We can now derive a key corollary in the context of distributional RL training:

\begin{restatable}{corollary}{convergence}
\label{corollary}
    On Markov decision processes with bounded rewards and $\gamma < 1$, the dual expectile-quantile operator converges pointwise to the distributional Bellman operator:
    $$ \lim_{K \to \infty} \mathcal{T}_{\mathcal{M}^K}^\pi = \mathcal{T}^\pi \; \mathrm{pointwise}.$$
\end{restatable}

\noindent%
This result comes in contrast to the failure of the naive expectile operator~\citep{er-dqn} to match the distributional Bellman operator.

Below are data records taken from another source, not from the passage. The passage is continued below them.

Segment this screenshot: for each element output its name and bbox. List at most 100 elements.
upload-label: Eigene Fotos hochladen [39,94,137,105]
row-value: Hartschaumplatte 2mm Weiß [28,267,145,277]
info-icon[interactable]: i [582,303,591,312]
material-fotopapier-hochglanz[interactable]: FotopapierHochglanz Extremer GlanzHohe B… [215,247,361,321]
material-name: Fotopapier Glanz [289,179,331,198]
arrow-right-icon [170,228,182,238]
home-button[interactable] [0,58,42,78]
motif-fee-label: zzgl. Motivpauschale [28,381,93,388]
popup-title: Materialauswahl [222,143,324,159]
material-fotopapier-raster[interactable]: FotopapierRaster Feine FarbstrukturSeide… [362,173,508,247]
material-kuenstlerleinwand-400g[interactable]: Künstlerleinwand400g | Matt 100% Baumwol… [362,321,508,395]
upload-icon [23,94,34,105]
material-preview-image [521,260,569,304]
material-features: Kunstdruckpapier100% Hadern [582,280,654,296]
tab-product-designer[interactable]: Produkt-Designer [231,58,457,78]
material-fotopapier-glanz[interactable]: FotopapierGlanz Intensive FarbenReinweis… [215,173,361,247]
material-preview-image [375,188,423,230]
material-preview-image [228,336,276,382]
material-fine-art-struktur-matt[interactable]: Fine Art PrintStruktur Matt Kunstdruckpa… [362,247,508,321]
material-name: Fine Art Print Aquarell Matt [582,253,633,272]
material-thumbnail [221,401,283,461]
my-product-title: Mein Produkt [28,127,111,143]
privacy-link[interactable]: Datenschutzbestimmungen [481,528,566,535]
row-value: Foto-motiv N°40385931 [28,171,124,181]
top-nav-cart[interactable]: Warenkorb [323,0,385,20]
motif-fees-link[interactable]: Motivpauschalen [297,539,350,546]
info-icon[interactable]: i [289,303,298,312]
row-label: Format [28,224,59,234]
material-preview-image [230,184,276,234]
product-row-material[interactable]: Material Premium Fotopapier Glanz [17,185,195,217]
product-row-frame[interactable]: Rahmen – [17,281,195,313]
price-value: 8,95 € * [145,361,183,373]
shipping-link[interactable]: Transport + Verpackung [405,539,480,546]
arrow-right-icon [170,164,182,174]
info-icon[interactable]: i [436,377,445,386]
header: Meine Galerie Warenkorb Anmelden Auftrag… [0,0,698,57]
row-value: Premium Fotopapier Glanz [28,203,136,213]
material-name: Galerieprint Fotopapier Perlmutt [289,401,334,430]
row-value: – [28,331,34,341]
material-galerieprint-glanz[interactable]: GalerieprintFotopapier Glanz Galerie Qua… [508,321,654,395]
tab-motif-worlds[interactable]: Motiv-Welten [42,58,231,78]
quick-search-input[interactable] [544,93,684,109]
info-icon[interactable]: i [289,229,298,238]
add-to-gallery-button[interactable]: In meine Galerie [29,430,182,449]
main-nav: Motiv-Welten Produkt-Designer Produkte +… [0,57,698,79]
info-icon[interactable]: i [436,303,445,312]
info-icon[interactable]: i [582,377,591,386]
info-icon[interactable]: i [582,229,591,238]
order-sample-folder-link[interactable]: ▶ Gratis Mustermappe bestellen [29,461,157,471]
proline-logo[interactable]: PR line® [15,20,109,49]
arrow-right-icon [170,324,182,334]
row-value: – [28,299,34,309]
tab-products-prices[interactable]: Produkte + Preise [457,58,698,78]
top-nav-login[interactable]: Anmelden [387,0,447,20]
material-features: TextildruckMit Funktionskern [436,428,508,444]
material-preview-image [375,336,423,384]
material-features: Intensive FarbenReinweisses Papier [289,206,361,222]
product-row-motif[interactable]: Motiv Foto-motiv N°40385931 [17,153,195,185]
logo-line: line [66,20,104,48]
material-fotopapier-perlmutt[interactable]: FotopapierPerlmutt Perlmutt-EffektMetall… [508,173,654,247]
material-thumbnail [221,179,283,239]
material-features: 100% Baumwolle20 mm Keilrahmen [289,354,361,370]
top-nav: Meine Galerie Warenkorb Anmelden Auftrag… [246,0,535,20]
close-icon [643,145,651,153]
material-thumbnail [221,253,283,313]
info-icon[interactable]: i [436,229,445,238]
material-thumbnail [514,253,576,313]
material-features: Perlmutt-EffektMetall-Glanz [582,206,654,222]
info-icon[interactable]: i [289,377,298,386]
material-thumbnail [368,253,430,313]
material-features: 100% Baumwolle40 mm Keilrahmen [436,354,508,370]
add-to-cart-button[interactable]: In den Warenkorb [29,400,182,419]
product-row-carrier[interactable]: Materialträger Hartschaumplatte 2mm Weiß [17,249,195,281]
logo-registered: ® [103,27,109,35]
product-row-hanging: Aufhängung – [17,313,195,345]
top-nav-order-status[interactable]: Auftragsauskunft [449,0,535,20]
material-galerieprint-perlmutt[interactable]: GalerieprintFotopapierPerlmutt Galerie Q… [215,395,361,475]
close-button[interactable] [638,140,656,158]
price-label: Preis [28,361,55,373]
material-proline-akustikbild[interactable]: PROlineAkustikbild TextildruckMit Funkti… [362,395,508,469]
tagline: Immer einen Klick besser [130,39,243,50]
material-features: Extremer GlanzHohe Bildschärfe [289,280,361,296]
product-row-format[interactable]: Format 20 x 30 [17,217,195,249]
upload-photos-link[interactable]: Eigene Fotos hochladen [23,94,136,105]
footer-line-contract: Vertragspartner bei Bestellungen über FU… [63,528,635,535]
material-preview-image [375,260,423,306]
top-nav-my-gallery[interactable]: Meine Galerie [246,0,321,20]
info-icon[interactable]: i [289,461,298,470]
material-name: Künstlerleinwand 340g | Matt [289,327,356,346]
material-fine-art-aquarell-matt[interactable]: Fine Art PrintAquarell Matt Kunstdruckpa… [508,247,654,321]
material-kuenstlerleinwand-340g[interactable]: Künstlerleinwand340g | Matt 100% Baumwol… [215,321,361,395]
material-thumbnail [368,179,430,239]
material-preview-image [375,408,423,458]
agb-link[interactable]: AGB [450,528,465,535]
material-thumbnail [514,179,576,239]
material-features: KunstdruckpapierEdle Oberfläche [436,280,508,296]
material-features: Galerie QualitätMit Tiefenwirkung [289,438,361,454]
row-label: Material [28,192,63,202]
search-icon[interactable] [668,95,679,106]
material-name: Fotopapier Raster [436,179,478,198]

We now present a practical implementation of an agent using our dual approach.


\begin{figure*}[!ht]
\tabskip=0pt
\halign{#\cr
  \hbox{%
    \begin{subfigure}[b]{\textwidth}
    \centering
    \includegraphics[height=6.5cm, width=\textwidth]{figs/separate_vs_dual_regression.pdf}
    \caption{Approximating a distribution with separate and dual training.}
    \label{fig:separate_vs_dual_regression}
    \end{subfigure}%
  }\cr
  \hbox{%
    \begin{subfigure}{\textwidth}
    \centering
    \includegraphics[height=6.5cm, width=\textwidth]{figs/separate_vs_dual_bellman.pdf}
    \caption{Tabular distributional RL with separate  and dual training.}
    \label{fig:separate_vs_dual_bellman}
    \end{subfigure}%
  }\cr
}
\caption{\textbf{(a)} Approximating a bimodal distribution with quantile and expectile regression. Quantile regression approximates the inverse CDF, albeit with high variance, especially on extreme values (left, blue curves). Expectiles converge very quickly to the expectile function (left, red curves). When training a mapper to generate quantiles from expectiles, quantile estimation becomes much more efficient (right). \textbf{(b)} Distributional RL with function approximation in a chain MDP with 4 states, and a bimodal reward distribution at the last state. The expectile function collapses as the temporal difference error propagates to previous states (left, red curves) while the quantile function is a poor approximation of the inverse CDF (left, blue curves). Our dual method solves both problems (right).}
\label{fig:separate_vs_dual}
\end{figure*}

\subsection{A practical implementation: IEQN}
\label{ieqn}
We use the principle described in Section~\ref{sec:dual-training} to implement IEQN (Algorithm~\ref{alg-ieqn}), a new distributional RL agent based on implicit quantile networks (IQN)~\citep{iqn}. The $Z$-function is modeled as a neural network inputting a state and a fraction $\tau \sim \mathcal{U}(0,1)$, and outputting $\tau$-expectile values for all actions. Its parameters are learned via an asymmetric $L_2$ loss, i.e., expectile regression. We also use a neural network to implement the mapper between quantile fractions and expectile fractions, and learn its parameters via an asymmetric $L_1$ loss, i.e., quantile regression.